Concerning territorial questions, the experts concluded that on ethnic grounds, Hungary’s post-Trianon borders warranted adjustments. In particular, they called for the adjustment of Trianon Hungary’s borders in places where the majority of the population was Hungarian: along Slovakia’s southwestern border, in southern Ruthenia, and in the northernmost areas of Serbia. As for Transylvania, the Committee recommended ceding to Hungary a strip of territory along her eastern border, and granting autonomy for the Szekely districts in southeastern Transylvania.
On the matter of Hungary’s future system of government no one of influence in Washington contemplated the survival of Hungary’s wartime elite in power. What Washington hoped for, was the establishment of a democratic, pluralistic, republican Hungary.
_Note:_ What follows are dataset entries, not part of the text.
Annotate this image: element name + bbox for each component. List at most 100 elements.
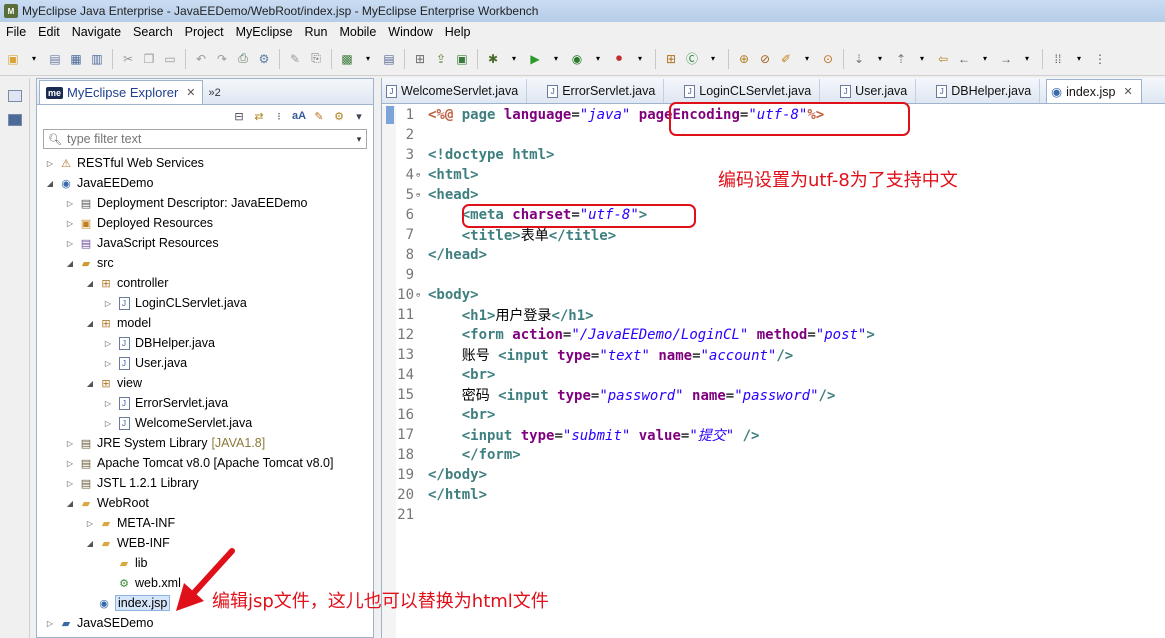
debug-dropdown-icon[interactable]: ▾ [505, 50, 523, 68]
tab-user[interactable]: J User.java [820, 79, 917, 103]
tree-item-webroot[interactable]: ◢ ▰ WebRoot [37, 493, 373, 513]
tree-item-model[interactable]: ◢ ⊞ model [37, 313, 373, 333]
menu-edit[interactable]: Edit [32, 25, 66, 39]
tree-item-logincl-servlet[interactable]: ▷ J LoginCLServlet.java [37, 293, 373, 313]
paste-icon[interactable]: ▭ [161, 50, 179, 68]
open-type-icon[interactable]: ⊕ [735, 50, 753, 68]
menu-file[interactable]: File [0, 25, 32, 39]
restore-view-icon[interactable] [8, 90, 22, 102]
menu-mobile[interactable]: Mobile [333, 25, 382, 39]
tree-item-restful-web-services[interactable]: ▷ ⚠ RESTful Web Services [37, 153, 373, 173]
forward-dropdown-icon[interactable]: ▾ [1018, 50, 1036, 68]
next-annotation-dropdown-icon[interactable]: ▾ [871, 50, 889, 68]
font-icon[interactable]: aA [291, 108, 307, 124]
menu-help[interactable]: Help [439, 25, 477, 39]
menu-window[interactable]: Window [382, 25, 438, 39]
fold-collapse-icon[interactable]: ⊖ [416, 191, 426, 199]
tree-item-dbhelper[interactable]: ▷ J DBHelper.java [37, 333, 373, 353]
external-dropdown-icon[interactable]: ▾ [631, 50, 649, 68]
perspective-icon[interactable]: ⁞⁞ [1049, 50, 1067, 68]
server-icon[interactable]: ⊞ [411, 50, 429, 68]
tree-item-javascript-resources[interactable]: ▷ ▤ JavaScript Resources [37, 233, 373, 253]
tree-item-jre-system-library[interactable]: ▷ ▤ JRE System Library [JAVA1.8] [37, 433, 373, 453]
tab-overflow-indicator[interactable]: »2 [209, 87, 221, 99]
collapse-icon[interactable]: ◢ [65, 259, 75, 268]
tab-myeclipse-explorer[interactable]: me MyEclipse Explorer ✕ [39, 80, 203, 104]
save-all-icon[interactable]: ▥ [88, 50, 106, 68]
tab-welcome-servlet[interactable]: J WelcomeServlet.java [382, 79, 528, 103]
print-icon[interactable]: ⎙ [234, 50, 252, 68]
expand-icon[interactable]: ▷ [85, 519, 95, 528]
open-browser-icon[interactable]: ▣ [453, 50, 471, 68]
expand-icon[interactable]: ▷ [103, 419, 113, 428]
collapse-icon[interactable]: ◢ [45, 179, 55, 188]
tree-item-controller[interactable]: ◢ ⊞ controller [37, 273, 373, 293]
back-icon[interactable]: ← [955, 50, 973, 68]
open-perspective-icon[interactable]: ⋮ [1091, 50, 1109, 68]
tree-item-src[interactable]: ◢ ▰ src [37, 253, 373, 273]
expand-icon[interactable]: ▷ [65, 479, 75, 488]
filter-dropdown-icon[interactable]: ▾ [352, 130, 366, 148]
expand-icon[interactable]: ▷ [103, 399, 113, 408]
close-icon[interactable]: ✕ [1123, 85, 1132, 98]
expand-icon[interactable]: ▷ [45, 619, 55, 628]
back-dropdown-icon[interactable]: ▾ [976, 50, 994, 68]
edit-icon[interactable]: ✎ [286, 50, 304, 68]
menu-run[interactable]: Run [299, 25, 334, 39]
copy-icon[interactable]: ❐ [140, 50, 158, 68]
expand-icon[interactable]: ▷ [65, 239, 75, 248]
collapse-icon[interactable]: ◢ [85, 319, 95, 328]
cut-icon[interactable]: ✂ [119, 50, 137, 68]
tree-item-meta-inf[interactable]: ▷ ▰ META-INF [37, 513, 373, 533]
menu-project[interactable]: Project [179, 25, 230, 39]
tree-item-welcome-servlet[interactable]: ▷ J WelcomeServlet.java [37, 413, 373, 433]
menu-search[interactable]: Search [127, 25, 179, 39]
new-class-dropdown-icon[interactable]: ▾ [704, 50, 722, 68]
collapse-icon[interactable]: ◢ [85, 379, 95, 388]
tree-item-apache-tomcat[interactable]: ▷ ▤ Apache Tomcat v8.0 [Apache Tomcat v8… [37, 453, 373, 473]
last-edit-icon[interactable]: ⇦ [934, 50, 952, 68]
collapse-all-icon[interactable]: ⊟ [231, 108, 247, 124]
new-dropdown-icon[interactable]: ▾ [25, 50, 43, 68]
wrap-icon[interactable]: ⎘ [307, 50, 325, 68]
new-class-icon[interactable]: Ⓒ [683, 50, 701, 68]
new-icon[interactable]: ▣ [4, 50, 22, 68]
tab-index-jsp[interactable]: ◉ index.jsp ✕ [1046, 79, 1142, 103]
grid-icon[interactable]: ▩ [338, 50, 356, 68]
view-settings-icon[interactable]: ⚙ [331, 108, 347, 124]
next-annotation-icon[interactable]: ⇣ [850, 50, 868, 68]
collapse-icon[interactable]: ◢ [85, 279, 95, 288]
fold-collapse-icon[interactable]: ⊖ [416, 171, 426, 179]
expand-icon[interactable]: ▷ [45, 159, 55, 168]
expand-icon[interactable]: ▷ [65, 199, 75, 208]
coverage-dropdown-icon[interactable]: ▾ [589, 50, 607, 68]
collapse-icon[interactable]: ◢ [65, 499, 75, 508]
tree-item-deployed-resources[interactable]: ▷ ▣ Deployed Resources [37, 213, 373, 233]
menu-navigate[interactable]: Navigate [66, 25, 127, 39]
form-icon[interactable]: ▤ [380, 50, 398, 68]
run-dropdown-icon[interactable]: ▾ [547, 50, 565, 68]
quick-edit-icon[interactable]: ✎ [311, 108, 327, 124]
redo-icon[interactable]: ↷ [213, 50, 231, 68]
open-task-icon[interactable]: ⊘ [756, 50, 774, 68]
expand-icon[interactable]: ▷ [65, 219, 75, 228]
new-project-icon[interactable]: ▤ [46, 50, 64, 68]
tree-item-javaeedemo[interactable]: ◢ ◉ JavaEEDemo [37, 173, 373, 193]
filter-input[interactable] [66, 132, 347, 146]
link-editor-icon[interactable]: ⇄ [251, 108, 267, 124]
expand-icon[interactable]: ▷ [65, 439, 75, 448]
tab-error-servlet[interactable]: J ErrorServlet.java [527, 79, 665, 103]
tree-item-user[interactable]: ▷ J User.java [37, 353, 373, 373]
perspective-dropdown-icon[interactable]: ▾ [1070, 50, 1088, 68]
run-icon[interactable]: ▶ [526, 50, 544, 68]
deploy-icon[interactable]: ⇪ [432, 50, 450, 68]
collapse-icon[interactable]: ◢ [85, 539, 95, 548]
tree-item-view[interactable]: ◢ ⊞ view [37, 373, 373, 393]
tree-item-error-servlet[interactable]: ▷ J ErrorServlet.java [37, 393, 373, 413]
filter-icon[interactable]: ⁝ [271, 108, 287, 124]
close-icon[interactable]: ✕ [186, 86, 195, 99]
search-dropdown-icon[interactable]: ▾ [798, 50, 816, 68]
minimized-view-icon[interactable] [8, 114, 22, 126]
expand-icon[interactable]: ▷ [103, 359, 113, 368]
search-tool-icon[interactable]: ✐ [777, 50, 795, 68]
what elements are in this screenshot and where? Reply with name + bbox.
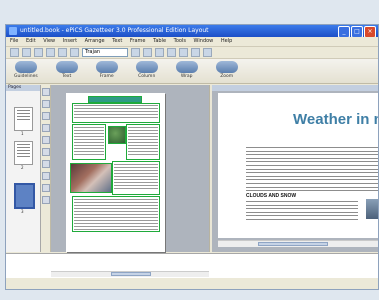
page-headline: Weather in m (293, 111, 379, 128)
page-sheet[interactable] (66, 93, 165, 252)
preview-header (212, 85, 378, 91)
picture-frame[interactable] (70, 163, 112, 193)
menu-bar: File Edit View Insert Arrange Text Frame… (6, 37, 378, 47)
text-icon (55, 61, 78, 73)
frame-tool[interactable]: Frame (95, 59, 118, 79)
preview-page: Weather in m CLOUDS AND SNOW (218, 93, 379, 238)
pointer-icon[interactable] (41, 88, 50, 96)
section-heading: CLOUDS AND SNOW (246, 193, 297, 199)
align-center-icon[interactable] (179, 48, 188, 57)
body-text (246, 147, 378, 194)
menu-window[interactable]: Window (194, 38, 214, 44)
menu-text[interactable]: Text (112, 38, 122, 44)
text-lines (114, 164, 158, 191)
new-icon[interactable] (10, 48, 19, 57)
align-right-icon[interactable] (191, 48, 200, 57)
underline-icon[interactable] (155, 48, 164, 57)
menu-tools[interactable]: Tools (174, 38, 186, 44)
menu-arrange[interactable]: Arrange (85, 38, 105, 44)
page-number: 1 (21, 131, 24, 136)
page-thumbnail-selected[interactable] (14, 183, 35, 209)
text-lines (74, 105, 158, 120)
scrollbar-thumb[interactable] (111, 272, 151, 276)
tool-label: Frame (99, 74, 114, 79)
scrollbar-thumb[interactable] (258, 242, 328, 246)
text-frame-icon[interactable] (41, 100, 50, 108)
tool-label: Column (138, 74, 156, 79)
menu-file[interactable]: File (10, 38, 18, 44)
tool-label: Guidelines (14, 74, 38, 79)
line-icon[interactable] (41, 124, 50, 132)
guidelines-tool[interactable]: Guidelines (14, 59, 38, 79)
bold-icon[interactable] (131, 48, 140, 57)
zoom-tool[interactable]: Zoom (215, 59, 238, 79)
menu-view[interactable]: View (43, 38, 55, 44)
column-icon (135, 61, 158, 73)
frame-icon (95, 61, 118, 73)
preview-canvas[interactable]: Weather in m CLOUDS AND SNOW (212, 85, 379, 252)
table-icon[interactable] (41, 160, 50, 168)
tool-label: Wrap (180, 74, 193, 79)
large-toolbar: Guidelines Text Frame Column Wrap Zoom (6, 59, 378, 84)
link-icon[interactable] (41, 172, 50, 180)
page-number: 2 (21, 165, 24, 170)
close-button[interactable]: × (364, 26, 376, 37)
pages-panel-header: Pages (6, 85, 40, 91)
picture-frame-icon[interactable] (41, 112, 50, 120)
menu-insert[interactable]: Insert (63, 38, 77, 44)
menu-edit[interactable]: Edit (26, 38, 36, 44)
page-thumbnail[interactable] (14, 107, 33, 131)
menu-table[interactable]: Table (153, 38, 166, 44)
zoom-icon[interactable] (41, 196, 50, 204)
save-icon[interactable] (34, 48, 43, 57)
guidelines-icon (14, 61, 37, 73)
maximize-button[interactable]: □ (351, 26, 363, 37)
font-select[interactable]: Trajan (82, 48, 128, 57)
app-window: untitled.book - ePiCS Gazetteer 3.0 Prof… (5, 24, 379, 290)
workspace: Pages 1 2 3 Weather in m CLOUDS AND SNOW (6, 85, 378, 289)
window-controls: _ □ × (338, 26, 376, 37)
menu-help[interactable]: Help (221, 38, 232, 44)
undo-icon[interactable] (58, 48, 67, 57)
standard-toolbar: Trajan (6, 47, 378, 59)
app-icon (9, 27, 17, 35)
column-tool[interactable]: Column (135, 59, 158, 79)
text-lines (74, 199, 158, 232)
text-lines (74, 127, 104, 157)
zoom-large-icon (215, 61, 238, 73)
rectangle-icon[interactable] (41, 136, 50, 144)
print-icon[interactable] (46, 48, 55, 57)
minimize-button[interactable]: _ (338, 26, 350, 37)
page-thumbnail[interactable] (14, 141, 33, 165)
tool-label: Zoom (220, 74, 234, 79)
menu-frame[interactable]: Frame (130, 38, 146, 44)
text-tool[interactable]: Text (55, 59, 78, 79)
lower-pane (6, 253, 378, 279)
horizontal-scrollbar[interactable] (218, 240, 378, 247)
wrap-icon (175, 61, 198, 73)
body-text (246, 201, 358, 223)
italic-icon[interactable] (143, 48, 152, 57)
text-lines (128, 127, 158, 157)
headline-frame[interactable] (88, 96, 142, 103)
pages-panel: Pages 1 2 3 (6, 85, 41, 252)
ellipse-icon[interactable] (41, 148, 50, 156)
align-left-icon[interactable] (167, 48, 176, 57)
hand-icon[interactable] (41, 184, 50, 192)
tool-label: Text (62, 74, 72, 79)
page-number: 3 (21, 209, 24, 214)
picture-frame[interactable] (108, 126, 126, 144)
open-icon[interactable] (22, 48, 31, 57)
status-bar (6, 278, 378, 289)
window-title: untitled.book - ePiCS Gazetteer 3.0 Prof… (20, 27, 209, 34)
redo-icon[interactable] (70, 48, 79, 57)
wrap-tool[interactable]: Wrap (175, 59, 198, 79)
horizontal-scrollbar[interactable] (51, 271, 209, 277)
tool-palette (41, 85, 51, 252)
preview-image (366, 199, 378, 219)
layout-canvas[interactable] (51, 85, 209, 252)
zoom-icon[interactable] (203, 48, 212, 57)
title-bar: untitled.book - ePiCS Gazetteer 3.0 Prof… (6, 25, 378, 37)
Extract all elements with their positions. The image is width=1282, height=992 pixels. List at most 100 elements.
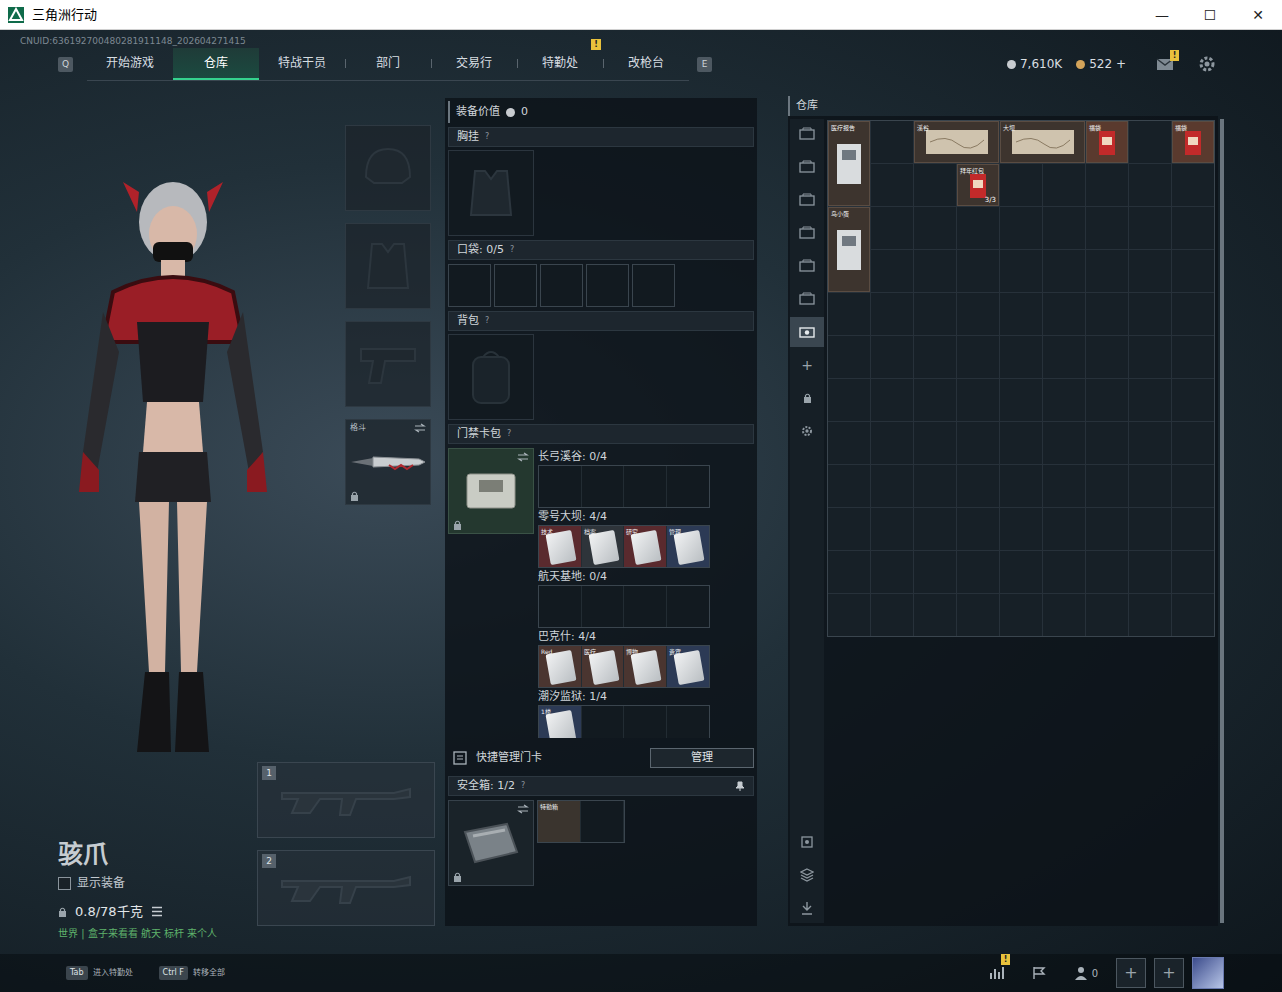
- help-button[interactable]: ?: [507, 428, 511, 440]
- grid-cell[interactable]: [1086, 594, 1128, 636]
- warehouse-tab[interactable]: [790, 416, 824, 446]
- grid-cell[interactable]: [914, 293, 956, 335]
- safe-box-item-slot[interactable]: [581, 801, 624, 842]
- grid-cell[interactable]: [914, 551, 956, 593]
- grid-cell[interactable]: [1000, 250, 1042, 292]
- grid-cell[interactable]: [1172, 551, 1214, 593]
- keycard-slot[interactable]: [624, 706, 667, 738]
- grid-cell[interactable]: [1086, 164, 1128, 206]
- avatar-icon[interactable]: [1192, 957, 1224, 989]
- grid-cell[interactable]: [871, 422, 913, 464]
- close-button[interactable]: ✕: [1234, 0, 1282, 30]
- warehouse-item[interactable]: 鸟小蛋: [828, 207, 870, 292]
- grid-cell[interactable]: [1172, 250, 1214, 292]
- safe-box-item-slot[interactable]: 特勤箱: [538, 801, 581, 842]
- keycard-slot[interactable]: [539, 586, 582, 627]
- keycard-slot[interactable]: [624, 586, 667, 627]
- grid-cell[interactable]: [871, 508, 913, 550]
- grid-cell[interactable]: [1129, 250, 1171, 292]
- grid-cell[interactable]: [828, 293, 870, 335]
- grid-cell[interactable]: [914, 508, 956, 550]
- grid-cell[interactable]: [1129, 594, 1171, 636]
- grid-cell[interactable]: [1043, 379, 1085, 421]
- keycard-slot[interactable]: Red: [539, 646, 582, 687]
- keycard-slot[interactable]: 贵宾: [667, 646, 709, 687]
- warehouse-tab[interactable]: +: [790, 350, 824, 380]
- warehouse-tab[interactable]: [790, 119, 824, 149]
- grid-cell[interactable]: [828, 594, 870, 636]
- grid-cell[interactable]: [1086, 422, 1128, 464]
- grid-cell[interactable]: [1129, 508, 1171, 550]
- grid-cell[interactable]: [1043, 164, 1085, 206]
- grid-cell[interactable]: [957, 293, 999, 335]
- invite-slot[interactable]: +: [1116, 958, 1146, 988]
- warehouse-tab[interactable]: [790, 383, 824, 413]
- grid-cell[interactable]: [828, 379, 870, 421]
- nav-tab[interactable]: 特战干员: [259, 48, 345, 80]
- grid-cell[interactable]: [871, 164, 913, 206]
- grid-cell[interactable]: [1043, 508, 1085, 550]
- grid-cell[interactable]: [914, 379, 956, 421]
- grid-cell[interactable]: [1000, 336, 1042, 378]
- nav-tab[interactable]: 改枪台: [603, 48, 689, 80]
- grid-cell[interactable]: [1129, 379, 1171, 421]
- chest-rig-slot[interactable]: [448, 150, 534, 236]
- warehouse-item[interactable]: 拜年红包3/3: [957, 164, 999, 206]
- grid-cell[interactable]: [1172, 422, 1214, 464]
- grid-cell[interactable]: [871, 379, 913, 421]
- helmet-slot[interactable]: [345, 125, 431, 211]
- warehouse-scrollbar[interactable]: [1220, 119, 1224, 923]
- hotkey-label[interactable]: 转移全部: [193, 967, 225, 979]
- minimize-button[interactable]: —: [1138, 0, 1186, 30]
- grid-cell[interactable]: [1043, 336, 1085, 378]
- warehouse-tool[interactable]: [790, 827, 824, 857]
- prev-tab-key[interactable]: Q: [58, 57, 73, 72]
- warehouse-tab[interactable]: [790, 218, 824, 248]
- grid-cell[interactable]: [828, 508, 870, 550]
- keycard-slot[interactable]: 医疗: [582, 646, 625, 687]
- keycard-slot[interactable]: 1楼: [539, 706, 582, 738]
- grid-cell[interactable]: [1172, 594, 1214, 636]
- grid-cell[interactable]: [1043, 465, 1085, 507]
- warehouse-item[interactable]: 大坝: [1000, 121, 1085, 163]
- grid-cell[interactable]: [1129, 465, 1171, 507]
- keycard-slot[interactable]: [667, 586, 709, 627]
- grid-cell[interactable]: [1043, 207, 1085, 249]
- weapon-slot[interactable]: 1: [257, 762, 435, 838]
- warehouse-tab[interactable]: [790, 284, 824, 314]
- warehouse-tab[interactable]: [790, 317, 824, 347]
- grid-cell[interactable]: [914, 336, 956, 378]
- warehouse-item[interactable]: 福袋: [1086, 121, 1128, 163]
- grid-cell[interactable]: [1000, 594, 1042, 636]
- weapon-slot[interactable]: 2: [257, 850, 435, 926]
- grid-cell[interactable]: [871, 336, 913, 378]
- grid-cell[interactable]: [1129, 293, 1171, 335]
- nav-tab[interactable]: 开始游戏: [87, 48, 173, 80]
- grid-cell[interactable]: [1086, 293, 1128, 335]
- keycard-slot[interactable]: [667, 466, 709, 507]
- help-button[interactable]: ?: [510, 244, 514, 256]
- grid-cell[interactable]: [1000, 207, 1042, 249]
- grid-cell[interactable]: [871, 207, 913, 249]
- grid-cell[interactable]: [1000, 293, 1042, 335]
- maximize-button[interactable]: ☐: [1186, 0, 1234, 30]
- currency[interactable]: 522 +: [1076, 55, 1126, 73]
- grid-cell[interactable]: [1043, 594, 1085, 636]
- grid-cell[interactable]: [1086, 207, 1128, 249]
- grid-cell[interactable]: [1043, 250, 1085, 292]
- keycard-slot[interactable]: 技术: [539, 526, 582, 567]
- grid-cell[interactable]: [1086, 379, 1128, 421]
- grid-cell[interactable]: [1000, 508, 1042, 550]
- warehouse-item[interactable]: 福袋: [1172, 121, 1214, 163]
- keycard-slot[interactable]: [582, 706, 625, 738]
- grid-cell[interactable]: [914, 465, 956, 507]
- safe-box-slot[interactable]: [448, 800, 534, 886]
- mail-button[interactable]: !: [1156, 57, 1174, 71]
- grid-cell[interactable]: [871, 293, 913, 335]
- grid-cell[interactable]: [957, 336, 999, 378]
- backpack-slot[interactable]: [448, 334, 534, 420]
- grid-cell[interactable]: [1172, 293, 1214, 335]
- pocket-slot[interactable]: [540, 264, 583, 307]
- grid-cell[interactable]: [871, 594, 913, 636]
- keycard-slot[interactable]: [539, 466, 582, 507]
American plans for post-war Hungary disintegrated during the last year of the conflict and in the immediate post-war era. The prime cause was the attitude and predominant strategic position of the Soviets in Eastern Europe, but there were other factors as well. In the question of Hungary’s boundaries, for example, the proposed adjustments in Hungary’s favor in the north and the south were abandoned because the governments of Czechoslovakia and Yugoslavia were opposed to them. Still Another reason for jettisoning the earlier American stand on this issue was the British government’s support for restoring Hungary’s pre-1938 borders. In 1947, even the hopes for a democratic government in Budapest faded, as the Soviets embarked on the liquidation of anti-communist parties in Hungary.